Bumper v. North Carolina (1967)

Docket
1016
Decided
1967-01-01

Summary

Question: Is a search considered lawful under the Fourth Amendment on the basis of consent when the consent was given only after the police official claimed he had a warrant for said search? Conclusion: No. Justice Potter Stewart delivered the opinion for the 7-2 majority. The Court held that, for a search to be lawful under the Fourth Amendment, the consent must have been freely and voluntarily given. A search that relies on a warrant cannot be justified on the basis of consent if the warrant turns out to be faulty, regardless of the police officer’s knowledge of the faultiness of the warrant. Therefore, the evidence obtained during the search in this case should not have been admitted into evidence. In his concurring opinion, Justice John M. Harlan wrote that, because the introduction of the rifle into evidence was not harmless error in the sense that Bumper’s guilt was not adjudicated based solely on constitutionally admissible evidence, not in the sense that he was improperly convicted. Justice Hugo L. Black wrote a dissent in which he highlighted the fact that Leath testified that her consent “was all [her] own free will.” The fact that the police did not have a warrant does not negate the fact that Mrs. Leath wanted the police to search her premises to show her innocence; therefore, her consent was freely and voluntarily given.
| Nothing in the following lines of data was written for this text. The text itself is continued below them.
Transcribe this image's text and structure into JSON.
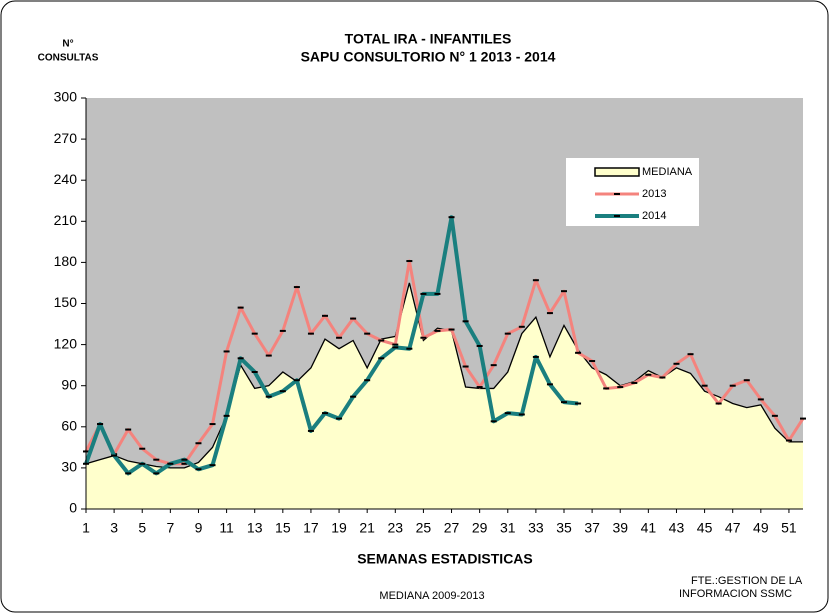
{
  "chart_data": {
    "type": "line",
    "title": "TOTAL IRA -  INFANTILES",
    "subtitle": "SAPU CONSULTORIO N° 1   2013 - 2014",
    "y_label_line1": "N°",
    "y_label_line2": "CONSULTAS",
    "x_label": "SEMANAS ESTADISTICAS",
    "note": "MEDIANA 2009-2013",
    "source_line1": "FTE.:GESTION DE LA",
    "source_line2": "INFORMACION  SSMC",
    "x": [
      1,
      2,
      3,
      4,
      5,
      6,
      7,
      8,
      9,
      10,
      11,
      12,
      13,
      14,
      15,
      16,
      17,
      18,
      19,
      20,
      21,
      22,
      23,
      24,
      25,
      26,
      27,
      28,
      29,
      30,
      31,
      32,
      33,
      34,
      35,
      36,
      37,
      38,
      39,
      40,
      41,
      42,
      43,
      44,
      45,
      46,
      47,
      48,
      49,
      50,
      51,
      52
    ],
    "xlim": [
      1,
      52
    ],
    "xticks": [
      1,
      3,
      5,
      7,
      9,
      11,
      13,
      15,
      17,
      19,
      21,
      23,
      25,
      27,
      29,
      31,
      33,
      35,
      37,
      39,
      41,
      43,
      45,
      47,
      49,
      51
    ],
    "ylim": [
      0,
      300
    ],
    "yticks": [
      0,
      30,
      60,
      90,
      120,
      150,
      180,
      210,
      240,
      270,
      300
    ],
    "series": [
      {
        "name": "MEDIANA",
        "color": "#ffffcc",
        "values": [
          33,
          36,
          39,
          35,
          33,
          31,
          30,
          30,
          34,
          45,
          68,
          105,
          88,
          90,
          100,
          93,
          103,
          124,
          117,
          123,
          103,
          124,
          126,
          165,
          123,
          132,
          130,
          89,
          88,
          88,
          100,
          128,
          140,
          111,
          134,
          116,
          103,
          98,
          90,
          93,
          101,
          96,
          103,
          99,
          86,
          82,
          77,
          74,
          76,
          59,
          49,
          49
        ]
      },
      {
        "name": "2013",
        "color": "#f4837d",
        "values": [
          42,
          62,
          40,
          58,
          44,
          36,
          33,
          33,
          48,
          62,
          115,
          147,
          128,
          112,
          130,
          162,
          128,
          141,
          125,
          139,
          128,
          123,
          120,
          181,
          125,
          130,
          131,
          104,
          89,
          105,
          128,
          133,
          167,
          143,
          159,
          114,
          108,
          88,
          89,
          92,
          98,
          96,
          106,
          113,
          90,
          77,
          90,
          94,
          80,
          68,
          50,
          66
        ]
      },
      {
        "name": "2014",
        "color": "#1a7f7f",
        "values": [
          33,
          62,
          39,
          26,
          33,
          26,
          33,
          36,
          29,
          32,
          68,
          110,
          100,
          82,
          86,
          94,
          57,
          70,
          66,
          82,
          94,
          110,
          118,
          117,
          157,
          157,
          213,
          137,
          119,
          64,
          70,
          69,
          111,
          91,
          78,
          77,
          null,
          null,
          null,
          null,
          null,
          null,
          null,
          null,
          null,
          null,
          null,
          null,
          null,
          null,
          null,
          null
        ]
      }
    ]
  }
}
Justice Black also argued that, while all evidence found in the illegal search must be thrown out, Bumper should still have been found guilty without a mandatory retrial. In his separate dissent, Justice White dissented and argued that not every search conditionally consented to must be deemed invalid. The fact that the evidence was discovered illegally and without a warrant does not mean that the evidence should not be deemed legal if a valid warrant is eventually presented.